PANINI significantly reduces inference-time token usage compared to chunk-based, structure-augmented, and agentic retrieval methods, achieving the lowest average token count across all evaluated benchmarks. This efficiency stems from its design of conditioning the answer model on concise, targeted QA pairs rather than full document chunks or iterative retrieval traces. The results confirm that PANINI’s lightweight retrieval approach maintains strong performance while drastically cutting computational overhead during inference.

The authors use this table to define the scale of evaluation across six QA benchmarks, specifying the number of queries and passages per dataset. Results across these benchmarks show that PANINI consistently outperforms baselines in multi-hop reasoning while using significantly fewer inference tokens. The framework also maintains strong reliability under missing evidence, breaking the typical trade-off between answering correctly and refusing appropriately.

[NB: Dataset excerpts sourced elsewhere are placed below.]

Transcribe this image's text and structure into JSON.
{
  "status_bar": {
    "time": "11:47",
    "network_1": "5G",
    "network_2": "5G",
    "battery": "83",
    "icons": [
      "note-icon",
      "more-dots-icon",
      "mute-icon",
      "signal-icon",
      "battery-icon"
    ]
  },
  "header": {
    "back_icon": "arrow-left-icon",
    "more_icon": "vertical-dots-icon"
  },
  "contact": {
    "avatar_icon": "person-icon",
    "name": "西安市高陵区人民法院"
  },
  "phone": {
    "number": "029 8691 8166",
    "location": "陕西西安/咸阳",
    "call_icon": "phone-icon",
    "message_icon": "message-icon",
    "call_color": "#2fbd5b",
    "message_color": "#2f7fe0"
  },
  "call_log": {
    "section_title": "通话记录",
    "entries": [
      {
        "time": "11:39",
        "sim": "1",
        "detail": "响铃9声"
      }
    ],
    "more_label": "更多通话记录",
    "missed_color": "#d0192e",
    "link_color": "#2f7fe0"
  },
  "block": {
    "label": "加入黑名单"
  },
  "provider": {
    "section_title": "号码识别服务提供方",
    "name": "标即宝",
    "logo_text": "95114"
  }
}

The authors use qualitative failure analysis to show that dense retrieval systems often miss bridging evidence or break reasoning chains, while graph-based methods like HippoRAG2 suffer from retrieval drift toward semantically related but incorrect entities. PANINI avoids these issues by enforcing explicit, hop-conditioned retrieval through structured QA pairs and dual indexing, which maintains chain integrity and reduces reliance on graph proximity. Results indicate that PANINI’s design improves multi-hop accuracy by aligning retrieval with evolving reasoning context rather than surface similarity or neighborhood structure.